Table 1. The marketing authorization regulation agencies and Expedited programs in Europe, the United States, and Japan
In the European Union, gene therapies (defined as advanced therapy medicinal products [ATMPs]) are regulated like other pharmaceuticals through a centralized marketing authorization procedure to ensure a single evaluation and authorization decision applicable to all EU countries (Figure 1). The Committee for Advanced Therapies assesses the quality, safety, and efficacy of gene therapies based on the marketing authorization application submitted by the manufacturers and prepares a draft opinion on the application. The Committee for Medicinal Products for Human Use reviews the recommendations from the Committee for Advanced Therapies and adopts a final opinion on the marketing authorization decision. Apart from the standard marketing authorization pathway, conditional marketing authorization and marketing authorization under exceptional circumstances are also established. Gene therapies are eligible for conditional marketing authorization if they have a positive benefit-risk balance and are likely to satisfy unmet medical needs. The marketing authorization holders must fulfill the scientific obligations to submit the postmarket confirmatory evidence before the conditional marketing authorization may be converted into a standard marketing authorization. Unlike the conditional marketing authorization, the marketing authorization under exceptional circumstances is granted when comprehensive data could not be possible to generate due to the disease rarity or unethical considerations.

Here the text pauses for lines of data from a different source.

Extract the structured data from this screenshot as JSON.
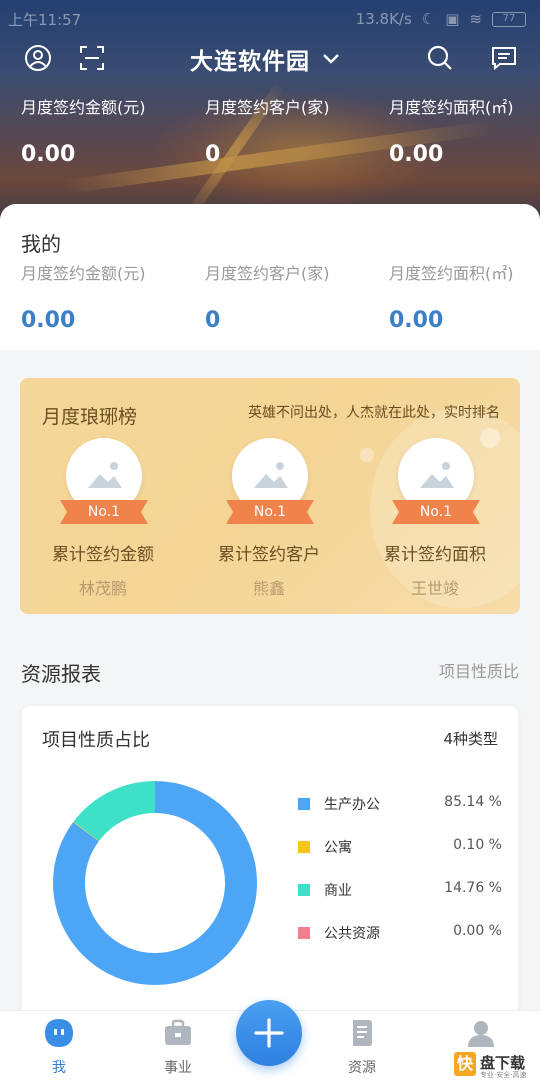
{
  "status_bar": {
    "time": "上午11:57",
    "speed": "13.8K/s",
    "battery": "77"
  },
  "header": {
    "title": "大连软件园"
  },
  "overall_stats": [
    {
      "label": "月度签约金额(元)",
      "value": "0.00"
    },
    {
      "label": "月度签约客户(家)",
      "value": "0"
    },
    {
      "label": "月度签约面积(㎡)",
      "value": "0.00"
    }
  ],
  "mine": {
    "heading": "我的",
    "stats": [
      {
        "label": "月度签约金额(元)",
        "value": "0.00"
      },
      {
        "label": "月度签约客户(家)",
        "value": "0"
      },
      {
        "label": "月度签约面积(㎡)",
        "value": "0.00"
      }
    ]
  },
  "leaderboard": {
    "title": "月度琅琊榜",
    "slogan": "英雄不问出处，人杰就在此处，实时排名",
    "winners": [
      {
        "rank": "No.1",
        "category": "累计签约金额",
        "name": "林茂鹏"
      },
      {
        "rank": "No.1",
        "category": "累计签约客户",
        "name": "熊鑫"
      },
      {
        "rank": "No.1",
        "category": "累计签约面积",
        "name": "王世竣"
      }
    ]
  },
  "report": {
    "section_title": "资源报表",
    "section_link": "项目性质比",
    "card_title": "项目性质占比",
    "type_count": "4种类型"
  },
  "chart_data": {
    "type": "pie",
    "title": "项目性质占比",
    "categories": [
      "生产办公",
      "公寓",
      "商业",
      "公共资源"
    ],
    "values": [
      85.14,
      0.1,
      14.76,
      0.0
    ],
    "value_labels": [
      "85.14 %",
      "0.10 %",
      "14.76 %",
      "0.00 %"
    ],
    "colors": [
      "#4da6f5",
      "#f5c518",
      "#3ee0c8",
      "#f07f8e"
    ],
    "donut": true
  },
  "nav": {
    "items": [
      {
        "label": "我"
      },
      {
        "label": "事业"
      },
      {
        "label": "资源"
      },
      {
        "label": ""
      }
    ]
  },
  "watermark": {
    "badge": "快",
    "text": "盘下载",
    "sub": "专业·安全·高速"
  },
  "colors": {
    "accent": "#3a7fc8",
    "gold": "#f4d596",
    "ribbon": "#f0834c"
  }
}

Figure. Gene therapies, regulatory pathways in Europe and Japan
In Japan, gene therapies (classified as regenerative medicines) are regulated by the Ministry of Health, Labour, and Welfare (MHLW) under a specific, unique, fast-track approval framework different from all other pharmaceuticals (Figure 1). The new legislative framework was proposed by the Act on the Safety of Regenerative Medicine (RM Act) and the Pharmaceuticals and Medical Devices Act (PMD Act) in November 2013, aiming at expediting the development and marketing authorization of regenerative medicines in Japan. A conditional time-limited marketing authorization may be issued by the Pharmaceuticals and Medical Devices Agency (PMDA) based on preliminary clinical trials indicating likely efficacy and confirmed safety. However, the marketing authorization holders must submit a second application to the PMDA within a pre-defined period (with a maximum of 7 years), in order to reassess whether the regenerative medicines meet the requirements for standard marketing authorization based on postmarketing evidence. In Japan, for products targeting serious or life-threatening diseases without effective or available treatment, “SAKIGAKE” designation is proposed by the MHLW to encourage industry involvement in innovative products and to promote the marketing authorization ahead of other countries. The SAKIGAKE-designated drugs also benefit from prioritized consultation, accelerated review time, extended re-examination period, and premium pricing.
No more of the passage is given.